Auch diese österliche Haltung erzählt von den Wunden Jesu. Wer seine Wunden zeigt, riskiert, dass es nochmals weh tut - darin liegt aber auch die Chance für die anderen, diesen Wunden mit Achtung und Respekt zu begegnen. Das kann einer Beziehung eine große Tiefe geben.

Foto: Johann Laritz / Magdalensberg St. Thomas, Zuschnitt, CC BY-SA 4.0

Evangelium: Joh 20,24-29 (Auszüge)
Thomas entgegnete ihnen: Wenn ich nicht das Mal der Nägel an seinen Händen sehe und wenn ich meinen Finger nicht in das Mal der Nägel und meine Hand nicht in seine Seite lege, glaube ich nicht. Acht Tage darauf …. kam Jesus bei verschlossenen Türen, trat in ihre Mitte und sagte: Friede sei mit euch! Dann sagte er zu Thomas: Streck deinen Finger hierher aus und sieh meine Hände! Streck deine Hand aus und leg sie in meine Seite und sei nicht ungläubig, sondern gläubig! Thomas antwortete und sagte zu ihm: Mein Herr und mein Gott!

Gedanken zur Bibelstelle

Thomas war nicht dabei, als den Jüngern der Auferstandene erschien. Er will es erst dann glauben, wenn er die Wunden gesehen hat, noch mehr: er will in die Wunden „greifen“. Es hat ihm den guten Ruf gekostet und er wird als „ungläubig“ apostrophiert. Gerade er ist es, der uns einen wichtigen Aspekt des österlichen Glaubens erschließt und auf eine österliche Haltung hinweist.
Er will die Wunden sehen. Er will in sie „greifen“ und damit „begreifen“, was er glaubt. Das Erzählen oder das Gerede allein genügt ihm nicht. Zugleich zeigt österlicher Glaube einen besonderen Umgang mit Wunden auf.
Nochmals: Thomas will die Wunden sehen und berühren. Er zählt nicht zu denen, die die Wunden und Verwundungen bei anderen leugnen, übergehen oder lächerlich machen. Mit dem Sehen und Greifen wollen riskiert er Betroffenheit, und sie geht soweit, dass er auf das schmerzende „Berühren“ verzichtet.  Er wird zum großen Lernenden und zum Bekenner: Mein Herr und mein Gott.
Angst und Kälte gehen von jenen aus, die die Wunden nicht sehen wollen oder sich gegen Wunden immunisieren.

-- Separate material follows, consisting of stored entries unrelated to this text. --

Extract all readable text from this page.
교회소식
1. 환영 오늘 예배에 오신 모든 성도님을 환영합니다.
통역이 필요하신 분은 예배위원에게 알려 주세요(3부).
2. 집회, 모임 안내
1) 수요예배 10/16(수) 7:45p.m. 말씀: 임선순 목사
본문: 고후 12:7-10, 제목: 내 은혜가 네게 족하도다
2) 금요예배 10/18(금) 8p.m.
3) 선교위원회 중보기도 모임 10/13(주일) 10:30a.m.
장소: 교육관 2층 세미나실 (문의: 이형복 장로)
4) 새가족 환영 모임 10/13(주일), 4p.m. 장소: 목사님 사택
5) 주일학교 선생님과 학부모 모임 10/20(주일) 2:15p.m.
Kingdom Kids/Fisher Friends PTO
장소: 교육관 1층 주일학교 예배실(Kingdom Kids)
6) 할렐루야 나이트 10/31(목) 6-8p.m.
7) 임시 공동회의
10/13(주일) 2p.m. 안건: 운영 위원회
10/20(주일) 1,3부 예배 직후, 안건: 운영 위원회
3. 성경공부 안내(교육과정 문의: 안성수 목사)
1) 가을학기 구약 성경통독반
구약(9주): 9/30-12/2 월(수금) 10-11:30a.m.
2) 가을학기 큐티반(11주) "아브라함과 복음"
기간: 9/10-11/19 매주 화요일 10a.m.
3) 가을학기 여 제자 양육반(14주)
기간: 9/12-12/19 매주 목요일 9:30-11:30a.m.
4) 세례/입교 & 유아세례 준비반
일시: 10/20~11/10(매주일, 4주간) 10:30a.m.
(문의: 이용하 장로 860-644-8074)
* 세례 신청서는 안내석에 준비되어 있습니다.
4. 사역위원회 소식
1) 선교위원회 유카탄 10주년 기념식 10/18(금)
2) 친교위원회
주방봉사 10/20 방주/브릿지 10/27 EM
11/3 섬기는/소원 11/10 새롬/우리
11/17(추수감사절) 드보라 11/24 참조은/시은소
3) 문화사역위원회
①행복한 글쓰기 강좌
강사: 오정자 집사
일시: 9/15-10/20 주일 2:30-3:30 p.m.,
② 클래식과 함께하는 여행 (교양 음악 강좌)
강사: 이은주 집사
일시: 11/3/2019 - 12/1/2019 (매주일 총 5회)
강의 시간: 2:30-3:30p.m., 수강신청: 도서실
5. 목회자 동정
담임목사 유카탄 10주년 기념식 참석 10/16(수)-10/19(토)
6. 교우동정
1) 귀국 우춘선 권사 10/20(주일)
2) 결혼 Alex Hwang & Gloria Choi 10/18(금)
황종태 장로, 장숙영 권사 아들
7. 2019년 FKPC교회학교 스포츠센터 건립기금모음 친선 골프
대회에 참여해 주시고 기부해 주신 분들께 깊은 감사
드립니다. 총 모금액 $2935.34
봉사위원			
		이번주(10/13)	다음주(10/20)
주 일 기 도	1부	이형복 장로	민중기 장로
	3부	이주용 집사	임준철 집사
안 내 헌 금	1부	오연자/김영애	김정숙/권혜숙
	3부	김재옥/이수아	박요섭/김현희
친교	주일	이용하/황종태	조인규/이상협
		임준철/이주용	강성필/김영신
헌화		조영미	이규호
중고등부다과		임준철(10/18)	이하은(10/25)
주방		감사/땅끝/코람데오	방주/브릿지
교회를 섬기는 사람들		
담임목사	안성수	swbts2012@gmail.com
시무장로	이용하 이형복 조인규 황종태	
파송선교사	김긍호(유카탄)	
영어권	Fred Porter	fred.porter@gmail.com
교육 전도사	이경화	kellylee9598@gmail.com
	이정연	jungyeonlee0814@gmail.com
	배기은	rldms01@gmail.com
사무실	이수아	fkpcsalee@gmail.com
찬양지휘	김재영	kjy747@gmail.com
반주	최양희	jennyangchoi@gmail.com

Anregungen für die österliche Haltung: Wunden sehen lernen

  • Jeder Mensch trägt Wunden wie der Auferstandene. Jesus zeigt sie unter dem Vorzeichen des Friedens (dem Schalom). Er riskiert, dass es nochmals wehtun könnte. Es braucht Mut, seine Wunden zu zeigen.
  • Die Größe des Thomas liegt im Lernen aus Betroffenheit. Er sieht die Wunden und lernt, ihnen mit Achtung und Respekt zu begegnen.
  • Auch versöhnte Wunden bleiben sichtbar. Ihnen mit Achtung und Respekt zu begegnen, lässt sie heilen und vermag sogar einer Beziehung eine große Tiefe zu geben.